Polly Pullar tells the fascinating tale of one of the Hebrides, unique thriving small communities through the colourful anecdotes of Lawrence MacEwen, whose family have owned the island since 1896.
A wonderfully benevolent, and eccentric character, his passion and love for the island and its continuing success, has always been of the utmost importance. He has kept diaries all his life and delves deep into them, unveiling a uniquely human story, punctuated with liberal amounts of humour, as well as heart-rending tragedy, always dominated by the vagaries of the sea. Filled with fascinating and extraordinary tales and priceless observations, this is not only a highly entertaining read but is also an important part of Scottish social history. The story begins with the amusing debut of Lawrence as a new baby when his mother returned from the hospital on the mainland, and carries on through his colourful island childhood and up to the present day. Here are tales of coal puffers and livestock transportation on steamers and small boats, extraordinary chance meetings and adventures that eventually led him to finding his wife, Jenny, on the island of Soay.

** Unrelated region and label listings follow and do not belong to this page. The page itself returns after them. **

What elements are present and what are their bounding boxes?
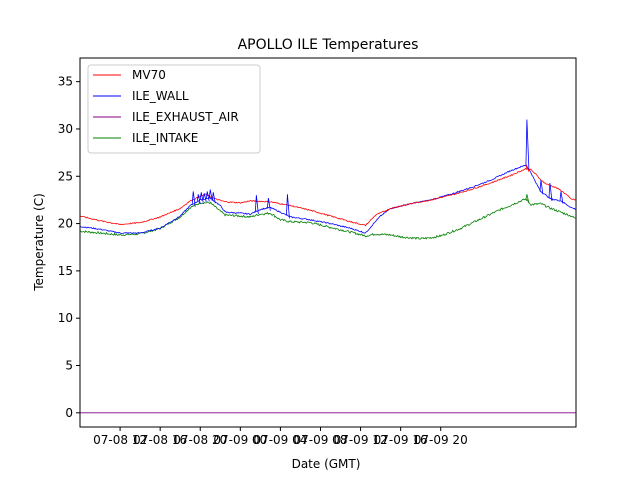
- chart-title: APOLLO ILE Temperatures: [238, 37, 419, 53]
- series-spike: [191, 191, 196, 207]
- x-tick-label: 07-09 04: [253, 433, 307, 447]
- y-tick-label: 20: [58, 217, 73, 231]
- x-tick-label: 07-09 00: [213, 433, 267, 447]
- series-line-ile-intake: [80, 198, 576, 240]
- series-spike: [254, 195, 259, 215]
- y-axis: 0 5 10 15 20 25 30 35: [58, 75, 80, 420]
- series-spike: [199, 192, 204, 203]
- series-spike: [286, 194, 290, 219]
- plot-frame: [79, 57, 577, 428]
- legend: MV70 ILE_WALL ILE_EXHAUST_AIR ILE_INTAKE: [87, 64, 261, 154]
- y-tick-label: 15: [58, 264, 73, 278]
- x-tick-label: 07-08 12: [93, 433, 147, 447]
- series-spike: [266, 197, 271, 211]
- x-tick-label: 07-09 08: [294, 433, 348, 447]
- y-tick-label: 10: [58, 311, 73, 325]
- x-tick-label: 07-09 16: [374, 433, 428, 447]
- series-spike: [548, 182, 553, 202]
- series-spike: [208, 189, 213, 201]
- y-axis-title: Temperature (C): [32, 193, 46, 292]
- y-tick-label: 5: [65, 359, 73, 373]
- series-spike: [525, 119, 530, 170]
- x-tick-label: 07-08 20: [173, 433, 227, 447]
- series-spike: [559, 191, 564, 204]
- y-tick-label: 35: [58, 75, 73, 89]
- legend-label: ILE_INTAKE: [132, 131, 198, 145]
- series-spike: [205, 191, 210, 202]
- legend-label: ILE_WALL: [132, 89, 189, 103]
- series-line-ile-wall: [80, 164, 576, 235]
- x-tick-label: 07-09 20: [414, 433, 468, 447]
- series-spike: [525, 194, 530, 204]
- series-spike: [525, 164, 530, 172]
- series-spike: [211, 192, 216, 204]
- x-axis-title: Date (GMT): [292, 457, 361, 471]
- y-tick-label: 0: [65, 406, 73, 420]
- legend-label: MV70: [132, 68, 166, 82]
- series-line-mv70: [80, 167, 576, 227]
- series-spike: [196, 194, 201, 204]
- x-tick-label: 07-09 12: [334, 433, 388, 447]
- x-tick-label: 07-08 16: [133, 433, 187, 447]
- y-tick-label: 25: [58, 169, 73, 183]
- legend-box: [87, 64, 261, 154]
- legend-label: ILE_EXHAUST_AIR: [132, 110, 239, 124]
- y-tick-label: 30: [58, 122, 73, 136]
- series-spike: [202, 193, 207, 203]
- series-spike: [539, 179, 544, 195]
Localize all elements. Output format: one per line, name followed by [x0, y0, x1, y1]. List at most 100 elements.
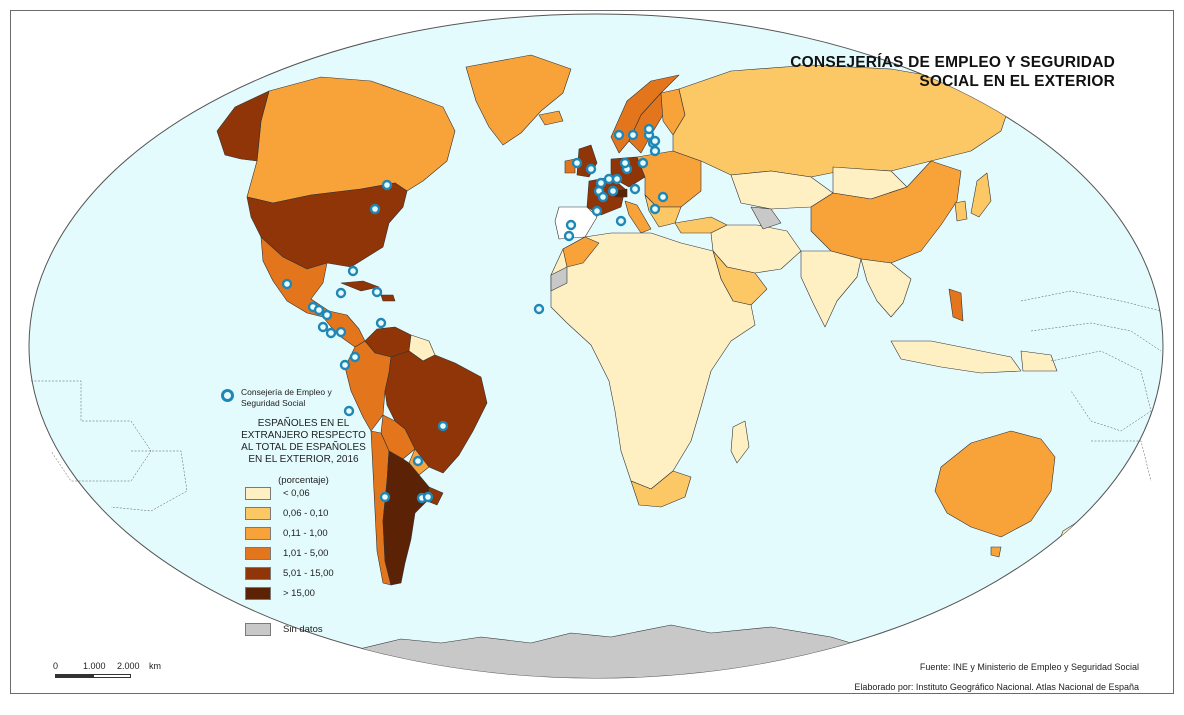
argentina[interactable] — [382, 450, 430, 586]
legend-item-no-data: Sin datos — [245, 623, 445, 636]
office-marker[interactable] — [649, 145, 661, 157]
map-title-line-2: SOCIAL EN EL EXTERIOR — [919, 73, 1115, 90]
office-legend-line-2: Seguridad Social — [241, 398, 306, 408]
north-africa[interactable] — [550, 232, 756, 490]
cuba[interactable] — [340, 280, 380, 292]
office-marker[interactable] — [313, 304, 325, 316]
office-marker[interactable] — [565, 219, 577, 231]
map-title: CONSEJERÍAS DE EMPLEO Y SEGURIDAD SOCIAL… — [755, 53, 1115, 91]
legend-label: 5,01 - 15,00 — [283, 568, 334, 579]
office-marker[interactable] — [591, 205, 603, 217]
office-marker[interactable] — [643, 123, 655, 135]
office-legend-label: Consejería de Empleo y Seguridad Social — [241, 387, 361, 409]
office-marker[interactable] — [343, 405, 355, 417]
office-marker[interactable] — [533, 303, 545, 315]
indonesia[interactable] — [890, 340, 1022, 374]
madagascar[interactable] — [730, 420, 750, 464]
legend-swatch — [245, 547, 271, 560]
office-marker[interactable] — [619, 157, 631, 169]
office-marker[interactable] — [649, 203, 661, 215]
office-marker[interactable] — [335, 326, 347, 338]
scale-tick-2000: 2.000 — [117, 661, 140, 671]
credits-note: Elaborado por: Instituto Geográfico Naci… — [854, 682, 1139, 692]
caucasus-caspian[interactable] — [750, 206, 782, 230]
world-map[interactable] — [11, 11, 1175, 695]
office-marker[interactable] — [627, 129, 639, 141]
office-marker[interactable] — [657, 191, 669, 203]
office-marker[interactable] — [317, 321, 329, 333]
legend-title: ESPAÑOLES EN EL EXTRANJERO RESPECTO AL T… — [211, 418, 396, 466]
scale-unit: km — [149, 661, 161, 671]
office-marker[interactable] — [371, 286, 383, 298]
office-marker[interactable] — [381, 179, 393, 191]
south-africa[interactable] — [630, 470, 692, 508]
korea[interactable] — [954, 200, 968, 222]
office-marker[interactable] — [585, 163, 597, 175]
legend-swatch — [245, 507, 271, 520]
maritime-boundaries — [31, 290, 1162, 512]
philippines[interactable] — [948, 288, 964, 322]
italy[interactable] — [624, 200, 652, 234]
greenland[interactable] — [465, 54, 572, 146]
map-frame: CONSEJERÍAS DE EMPLEO Y SEGURIDAD SOCIAL… — [10, 10, 1174, 694]
office-marker[interactable] — [611, 173, 623, 185]
legend-swatch-no-data — [245, 623, 271, 636]
office-marker[interactable] — [563, 230, 575, 242]
legend-label: 0,06 - 0,10 — [283, 508, 329, 519]
office-markers — [281, 123, 669, 504]
legend-title-line-2: EXTRANJERO RESPECTO — [241, 430, 366, 441]
southeast-asia[interactable] — [860, 258, 912, 318]
legend-item-class-2: 0,06 - 0,10 — [245, 507, 445, 520]
legend-swatch — [245, 587, 271, 600]
dominican-republic[interactable] — [380, 294, 396, 302]
india[interactable] — [800, 250, 862, 328]
iceland[interactable] — [538, 110, 564, 126]
office-marker[interactable] — [637, 157, 649, 169]
papua[interactable] — [1020, 350, 1058, 372]
legend-label: > 15,00 — [283, 588, 315, 599]
scale-tick-0: 0 — [53, 661, 59, 671]
alaska[interactable] — [216, 90, 270, 162]
office-marker[interactable] — [607, 185, 619, 197]
legend-item-class-3: 0,11 - 1,00 — [245, 527, 445, 540]
brazil[interactable] — [384, 350, 488, 474]
scale-tick-1000: 1.000 — [83, 661, 106, 671]
office-marker[interactable] — [335, 287, 347, 299]
office-marker[interactable] — [615, 215, 627, 227]
office-marker[interactable] — [422, 491, 434, 503]
legend-item-class-1: < 0,06 — [245, 487, 445, 500]
office-marker[interactable] — [597, 191, 609, 203]
morocco[interactable] — [562, 236, 600, 268]
map-title-line-1: CONSEJERÍAS DE EMPLEO Y SEGURIDAD — [790, 54, 1115, 71]
office-marker[interactable] — [349, 351, 361, 363]
australia[interactable] — [934, 430, 1056, 538]
office-marker[interactable] — [629, 183, 641, 195]
office-marker[interactable] — [412, 455, 424, 467]
office-marker[interactable] — [595, 177, 607, 189]
office-marker[interactable] — [375, 317, 387, 329]
office-marker[interactable] — [437, 420, 449, 432]
scale-segment-2 — [93, 674, 131, 678]
colombia-peru[interactable] — [344, 340, 392, 432]
office-marker[interactable] — [603, 173, 615, 185]
legend-title-line-4: EN EL EXTERIOR, 2016 — [248, 454, 359, 465]
office-marker[interactable] — [325, 327, 337, 339]
japan[interactable] — [970, 172, 992, 218]
tasmania[interactable] — [990, 546, 1002, 558]
legend-subtitle: (porcentaje) — [278, 475, 329, 486]
legend-label: 1,01 - 5,00 — [283, 548, 329, 559]
office-legend-line-1: Consejería de Empleo y — [241, 387, 332, 397]
office-marker[interactable] — [369, 203, 381, 215]
office-marker[interactable] — [649, 135, 661, 147]
office-marker[interactable] — [281, 278, 293, 290]
office-marker[interactable] — [321, 309, 333, 321]
western-sahara[interactable] — [550, 266, 568, 292]
legend-title-line-3: AL TOTAL DE ESPAÑOLES — [241, 442, 366, 453]
office-marker[interactable] — [571, 157, 583, 169]
office-marker[interactable] — [347, 265, 359, 277]
legend-item-class-6: > 15,00 — [245, 587, 445, 600]
office-marker[interactable] — [339, 359, 351, 371]
legend-swatch — [245, 527, 271, 540]
office-marker[interactable] — [379, 491, 391, 503]
office-marker[interactable] — [613, 129, 625, 141]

Polly Pullar has worked with animals all her life, as a sheep farmer, wildlife guide, field naturalist, photojournalist and wildlife rehabilitator. She writes and illustrates articles for numerous magazines including the Scots Magazine, Scottish Farmer, Tractor and People’s Friend and is currently the wildlife writer for Scottish Field. She has written a number of books including Dancing with Ospreys, Rural Portraits – Scotland’s Native Farm Animals and Characters, and is co-author of the acclaimed Fauna Scotica: People and Animals in Scotland. She lives in Highland Perthshire.